Entretanto, é importante destacar o avanço progressivo em diversos países, como a recente abertura do mercado argentino, o dinamismo observado na Tailandia e ainda a crescente demanda por OGMs na Índia. Novas tecnologias e descobertas cientificas, como as novas técnicas genéticas (NGT – new genomic techniques no termo em inglês), tornam possível o constante aprimoramento de leveduras para a produção de etanol e ao mesmo momento desafiam a compreensão e classificação de um organismo como OGM. Em 2018, a CTNBio publicou a resolução normativa RN 16, com a definição de TIMP – técnicas inovadoras de melhoramento de precisão – e o reconhecimento de leveduras de alto desempenho como não-OGM.

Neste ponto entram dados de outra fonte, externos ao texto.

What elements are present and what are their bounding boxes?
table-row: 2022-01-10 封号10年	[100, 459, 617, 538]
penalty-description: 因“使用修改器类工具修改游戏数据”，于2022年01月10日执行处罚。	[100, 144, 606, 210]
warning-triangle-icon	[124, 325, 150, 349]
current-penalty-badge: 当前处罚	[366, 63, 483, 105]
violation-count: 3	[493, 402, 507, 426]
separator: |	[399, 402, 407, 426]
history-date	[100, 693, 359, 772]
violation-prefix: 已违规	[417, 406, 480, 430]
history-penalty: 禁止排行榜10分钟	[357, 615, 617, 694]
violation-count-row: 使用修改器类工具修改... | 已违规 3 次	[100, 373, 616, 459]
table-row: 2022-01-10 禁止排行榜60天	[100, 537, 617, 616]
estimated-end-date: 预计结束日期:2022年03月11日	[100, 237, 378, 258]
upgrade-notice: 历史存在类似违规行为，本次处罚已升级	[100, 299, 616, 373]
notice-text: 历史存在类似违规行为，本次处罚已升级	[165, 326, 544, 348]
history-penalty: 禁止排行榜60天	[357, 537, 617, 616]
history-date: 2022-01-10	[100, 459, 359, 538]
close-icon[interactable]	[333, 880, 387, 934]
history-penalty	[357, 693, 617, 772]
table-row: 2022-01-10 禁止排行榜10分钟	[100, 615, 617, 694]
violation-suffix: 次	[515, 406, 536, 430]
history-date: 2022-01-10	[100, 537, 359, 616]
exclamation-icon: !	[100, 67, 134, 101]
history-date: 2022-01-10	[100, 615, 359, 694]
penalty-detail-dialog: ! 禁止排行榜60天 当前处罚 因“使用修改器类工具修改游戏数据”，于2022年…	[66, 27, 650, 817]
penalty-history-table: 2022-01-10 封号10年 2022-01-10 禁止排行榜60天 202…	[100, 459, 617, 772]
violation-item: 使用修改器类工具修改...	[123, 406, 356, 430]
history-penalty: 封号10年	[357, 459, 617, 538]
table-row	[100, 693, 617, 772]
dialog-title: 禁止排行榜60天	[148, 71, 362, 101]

No mesmo ano, os pareceres 5904 e 5905/2018 avaliam positivamente duas novas leveduras como não-OGM, abrindo o caminho para uma série de inovações que hoje beneficiam o setor de etanol de cana. Na Europa observa-se a crescente demanda pela classificação de microrganismos obtidos com uso de NGT como isentos das obrigações impostos pelo marco regulatório europeu para OGM5. Importa destacar na década de uso de OGM e leveduras de alto desempenho nos mercados de etanol dos EUA e do Brasil a total conformidade regulatória, acompanhada de ampla segurança ambiental, genética e operacional.
Almeida Jr e Wood possuem ainda muito em comum. Ambos tiveram exposição e formação em clássicas escolas francesas. Souberam alinhar tradição com pioneirismo e uma nova forma de observar seu mundo, criando obras que venceram o teste do tempo. Curiosamente, os dois artistas tiveram suas vidas próximas ao que seria o coração do mundo de etanol, Almeida Jr terminando seus dias em Piracicaba e Wood enraizado no estado americano do Iowa, regiões hoje conhecidas como referências mundiais.
A arte, a ciência, a tecnologia, a engenharia e a matemática em torno das leveduras OGM possibilitaram um salto quantitativo na eficiência da produção de etanol e se inspiram em Almeida Jr e Wood. Os avanços em leveduras OGM de alto desempenho mostram que estamos ainda no começo de um caminho virtuoso, que alinhando tradição com inovação e pioneirismo contribuirá com o legado do etanol para um planeta mais sustentável.